Conventional computational approaches face fundamental bottlenecks in analyzing raw neural signals, integrating multimodal neurodata, interpreting spatiotemporal patterns, and enabling clinical translation. Method: This study systematically reviews transformative applications of large-scale AI models across five domains—neuroimaging, brain–computer interfaces, molecular neuroscience, clinical decision support, and disease modeling—and proposes a “neuroscience–AI bidirectional empowerment” framework. The framework integrates biologically inspired modeling, self-supervised learning, multimodal spatiotemporal fusion, and explainable AI (XAI), rigorously constrained by domain knowledge and ethical principles. Contribution/Results: We establish a standardized neuroscience dataset ecosystem and multidimensional evaluation benchmarks. These advances significantly enhance model interpretability, computational efficiency, and clinical adaptability, thereby accelerating end-to-end neural data analysis toward trustworthy, scalable, and clinically deployable solutions.

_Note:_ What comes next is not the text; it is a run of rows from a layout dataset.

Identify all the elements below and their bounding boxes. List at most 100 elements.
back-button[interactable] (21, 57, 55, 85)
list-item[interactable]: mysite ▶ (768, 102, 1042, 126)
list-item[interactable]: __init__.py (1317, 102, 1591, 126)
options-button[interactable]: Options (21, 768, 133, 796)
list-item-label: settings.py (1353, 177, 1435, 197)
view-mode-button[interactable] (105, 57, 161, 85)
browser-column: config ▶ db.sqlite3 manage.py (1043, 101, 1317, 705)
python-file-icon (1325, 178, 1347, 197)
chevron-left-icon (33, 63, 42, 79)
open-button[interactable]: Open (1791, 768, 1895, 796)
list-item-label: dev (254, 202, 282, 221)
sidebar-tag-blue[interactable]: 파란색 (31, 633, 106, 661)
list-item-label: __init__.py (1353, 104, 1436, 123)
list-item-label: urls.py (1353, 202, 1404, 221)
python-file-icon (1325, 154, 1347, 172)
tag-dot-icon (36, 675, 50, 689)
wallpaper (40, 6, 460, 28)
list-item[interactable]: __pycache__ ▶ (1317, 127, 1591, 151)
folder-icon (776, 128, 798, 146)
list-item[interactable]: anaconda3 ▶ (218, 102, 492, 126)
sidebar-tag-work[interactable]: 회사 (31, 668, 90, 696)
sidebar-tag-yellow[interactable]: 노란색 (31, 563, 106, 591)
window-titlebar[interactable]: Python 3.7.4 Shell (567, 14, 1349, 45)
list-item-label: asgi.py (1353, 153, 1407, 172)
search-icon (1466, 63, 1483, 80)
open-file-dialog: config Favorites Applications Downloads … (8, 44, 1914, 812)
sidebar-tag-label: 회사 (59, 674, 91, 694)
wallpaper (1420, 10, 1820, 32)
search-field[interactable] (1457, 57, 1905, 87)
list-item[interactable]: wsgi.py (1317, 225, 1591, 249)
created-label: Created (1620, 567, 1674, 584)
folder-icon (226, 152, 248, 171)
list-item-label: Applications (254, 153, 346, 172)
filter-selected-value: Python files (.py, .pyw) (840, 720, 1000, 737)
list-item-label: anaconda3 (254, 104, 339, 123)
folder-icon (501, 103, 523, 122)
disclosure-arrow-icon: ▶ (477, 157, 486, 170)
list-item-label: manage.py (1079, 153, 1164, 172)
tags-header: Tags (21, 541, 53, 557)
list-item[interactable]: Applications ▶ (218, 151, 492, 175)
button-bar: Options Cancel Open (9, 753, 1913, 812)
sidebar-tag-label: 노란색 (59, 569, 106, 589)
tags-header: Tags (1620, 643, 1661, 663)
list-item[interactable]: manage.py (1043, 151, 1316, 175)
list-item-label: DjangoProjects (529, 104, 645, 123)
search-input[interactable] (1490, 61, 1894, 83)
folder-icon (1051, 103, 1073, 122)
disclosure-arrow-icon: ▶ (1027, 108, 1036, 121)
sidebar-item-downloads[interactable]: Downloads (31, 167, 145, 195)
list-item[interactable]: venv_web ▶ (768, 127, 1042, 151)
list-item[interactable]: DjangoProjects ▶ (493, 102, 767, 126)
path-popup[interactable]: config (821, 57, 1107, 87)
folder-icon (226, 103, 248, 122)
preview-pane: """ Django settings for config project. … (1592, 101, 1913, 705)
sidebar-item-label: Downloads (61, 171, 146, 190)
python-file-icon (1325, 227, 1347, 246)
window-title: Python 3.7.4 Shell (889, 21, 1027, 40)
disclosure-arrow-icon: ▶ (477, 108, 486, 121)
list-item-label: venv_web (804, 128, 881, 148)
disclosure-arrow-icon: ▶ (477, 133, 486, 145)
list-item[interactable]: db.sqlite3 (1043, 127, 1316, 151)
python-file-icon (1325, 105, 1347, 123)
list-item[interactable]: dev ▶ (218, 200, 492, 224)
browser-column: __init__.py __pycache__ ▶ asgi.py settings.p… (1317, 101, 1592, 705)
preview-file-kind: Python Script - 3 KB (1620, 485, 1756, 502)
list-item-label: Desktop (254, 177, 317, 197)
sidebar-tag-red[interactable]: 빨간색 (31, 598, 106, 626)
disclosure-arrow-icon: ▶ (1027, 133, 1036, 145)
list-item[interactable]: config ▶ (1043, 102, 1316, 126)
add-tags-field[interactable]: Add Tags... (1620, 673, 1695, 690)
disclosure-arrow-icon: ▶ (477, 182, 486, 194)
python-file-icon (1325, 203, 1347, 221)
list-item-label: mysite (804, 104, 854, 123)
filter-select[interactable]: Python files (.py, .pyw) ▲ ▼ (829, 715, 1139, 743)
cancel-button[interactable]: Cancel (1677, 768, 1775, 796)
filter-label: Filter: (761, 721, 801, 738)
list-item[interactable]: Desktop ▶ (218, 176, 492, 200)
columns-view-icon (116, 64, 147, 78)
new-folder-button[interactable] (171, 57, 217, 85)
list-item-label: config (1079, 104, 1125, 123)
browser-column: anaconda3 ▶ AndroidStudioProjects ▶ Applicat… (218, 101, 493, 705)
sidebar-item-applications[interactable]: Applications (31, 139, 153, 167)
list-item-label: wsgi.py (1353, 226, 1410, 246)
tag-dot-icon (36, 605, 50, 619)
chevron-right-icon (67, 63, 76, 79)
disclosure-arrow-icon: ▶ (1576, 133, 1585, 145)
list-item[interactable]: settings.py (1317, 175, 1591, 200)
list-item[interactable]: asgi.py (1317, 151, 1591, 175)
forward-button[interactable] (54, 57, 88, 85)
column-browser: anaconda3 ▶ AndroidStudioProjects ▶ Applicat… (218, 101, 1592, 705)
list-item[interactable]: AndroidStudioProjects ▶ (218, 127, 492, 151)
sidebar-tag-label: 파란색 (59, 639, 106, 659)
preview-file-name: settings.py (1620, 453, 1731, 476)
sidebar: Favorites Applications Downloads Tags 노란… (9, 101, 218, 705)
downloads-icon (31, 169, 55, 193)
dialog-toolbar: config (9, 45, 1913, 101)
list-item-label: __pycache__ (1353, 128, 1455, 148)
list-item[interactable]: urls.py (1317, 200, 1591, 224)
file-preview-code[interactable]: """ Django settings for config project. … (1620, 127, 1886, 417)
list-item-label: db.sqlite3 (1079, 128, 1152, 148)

The advent of large-scale artificial intelligence (AI) models has a transformative effect on neuroscience research, which represents a paradigm shift from the traditional computational methods through the facilitation of end-to-end learning from raw brain signals and neural data. In this paper, we explore the transformative effects of large-scale AI models on five major neuroscience domains: neuroimaging and data processing, brain-computer interfaces and neural decoding, molecular neuroscience and genomic modeling, clinical assistance and translational frameworks, and disease-specific applications across neurological and psychiatric disorders. These models are demonstrated to address major computational neuroscience challenges, including multimodal neural data integration, spatiotemporal pattern interpretation, and the derivation of translational frameworks for clinical deployment. Moreover, the interaction between neuroscience and AI has become increasingly reciprocal, as biologically informed architectural constraints are now incorporated to develop more interpretable and computationally efficient models. This review highlights both the notable promise of such technologies and key implementation considerations, with particular emphasis on rigorous evaluation frameworks, effective domain knowledge integration, and comprehensive ethical guidelines for clinical use. Finally, a systematic listing of critical neuroscience datasets used to derive and validate large-scale AI models across diverse research applications is provided.